Читаем Идолы театра. Долгое прощание полностью

Это только в космополитизме и этницизме нет ничего естественного: космополитизм требует отказа от национальной идентичности и цивилизационных привязок, якобы для того, чтобы «мыслить глобально», по факту проповедуя манкуртство. А этницизм требует отказаться от мира ради патристики, по факту проповедуя неонацизм. При этом оба этих рыночных мироощущения, манкуртизм и неоанцизм, каждое в силу своей партикулярности, прекрасно сочетаются друг с другом. Манкуртизм в силу своей плюральной всеядности допускает и попускает неонацизм как одну из форм наслаждения. Неонацизм продает себя манкуртизму в качестве туристической диковинки, опираясь на искусственную память, возникшую на месте пустоты в результате зачистки манкуртизмом естественной исторической памяти. Россия «оступилась» в глазах глобального мира, потому что воплотила собой бездну Реального, онтологически подлинного, сакрального. Она – наполненная архетипами глубокая «пустота», которая «мешает» миру сшиться, выпирающий из сшивки вакуум, экзистенциальная «дыра», которую не залатать поддельными аргументами. Так становятся изгоями или героями.

2.7. Робкий голос бытия

Категорическое неприятие постмодернизмом и постструктурализмом бытия, провозглашение ими онтологических идей и принципов чуть ли не «фашистскими», полностью лишили самость право на голос. Бытие неотделимо от сущности, сущность – от самости, самость – от субъектности. Смерть субъекта, которую провозгласил постмодерн, грезя бесконечной свободой пустоты, – это, по сути, смерть самой свободы. Замышлявшийся как парадигма освобождения, постмодерн стал парадигмой закабаления. Замышлявшийся как способ избавить личность от структуры, постструктурализм стал гибелью личности под давлением еще более жесткой структуры. Маргинальность, превращённая в моду, стала гегемонией. Пограничье, ставшее брендом, обернулось рабством.

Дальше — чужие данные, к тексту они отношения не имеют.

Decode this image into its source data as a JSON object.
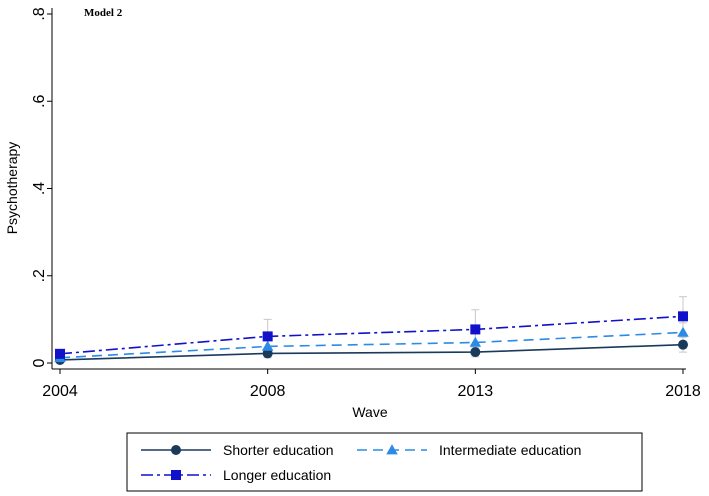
{
  "chart_data": {
    "type": "line",
    "panel_label": "Model 2",
    "xlabel": "Wave",
    "ylabel": "Psychotherapy",
    "x": [
      "2004",
      "2008",
      "2013",
      "2018"
    ],
    "ylim": [
      0,
      0.8
    ],
    "yticks": [
      0,
      0.2,
      0.4,
      0.6,
      0.8
    ],
    "ytick_labels": [
      "0",
      ".2",
      ".4",
      ".6",
      ".8"
    ],
    "grid": false,
    "legend_position": "bottom",
    "series": [
      {
        "name": "Shorter education",
        "color": "#1a3a5c",
        "marker": "circle",
        "line_style": "solid",
        "values": [
          0.007,
          0.022,
          0.025,
          0.042
        ],
        "ci": [
          [
            0.003,
            0.011
          ],
          [
            0.012,
            0.032
          ],
          [
            0.014,
            0.036
          ],
          [
            0.025,
            0.059
          ]
        ]
      },
      {
        "name": "Intermediate education",
        "color": "#2b8be6",
        "marker": "triangle",
        "line_style": "dash",
        "values": [
          0.012,
          0.038,
          0.047,
          0.07
        ],
        "ci": [
          [
            0.006,
            0.018
          ],
          [
            0.02,
            0.056
          ],
          [
            0.027,
            0.067
          ],
          [
            0.048,
            0.092
          ]
        ]
      },
      {
        "name": "Longer education",
        "color": "#1111cc",
        "marker": "square",
        "line_style": "dashdot",
        "values": [
          0.021,
          0.061,
          0.077,
          0.107
        ],
        "ci": [
          [
            0.012,
            0.03
          ],
          [
            0.028,
            0.1
          ],
          [
            0.036,
            0.122
          ],
          [
            0.062,
            0.152
          ]
        ]
      }
    ]
  }
}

Абсурд происходящего легко объяснить логикой релятивизма и её неминуемыми тупиками. Когда Эмманюэль Левинас провозгласил время отличием[73], способом нарушения одержимой тотальности бытия, он еще не знал, что из критики Хайдеггера родится не вожделенная встреча с Другим, а фантазм, предполагающий

абсолютную власть Иного над самостью. Дело в том, что в левинасизме всегда был Бог как незыблемый сакральный подтекст. Краеугольный камень священного единоначалия составлял основу иудейской философии диалога, а также православной соборности как мистической установки на единую сущность человечества. Без Бога, единство в котором и составляло суть подлинного экзистенциального общения, невозможно было себе представить истинный диалог. Недаром Людвиг Витгенштейн говорил, что то, о чём не следует говорить, о том следует молчать. Поэтому божественное и составляло священную тишину – светлую немоту, плавающую в паузах между репликами «Я» и «Ты».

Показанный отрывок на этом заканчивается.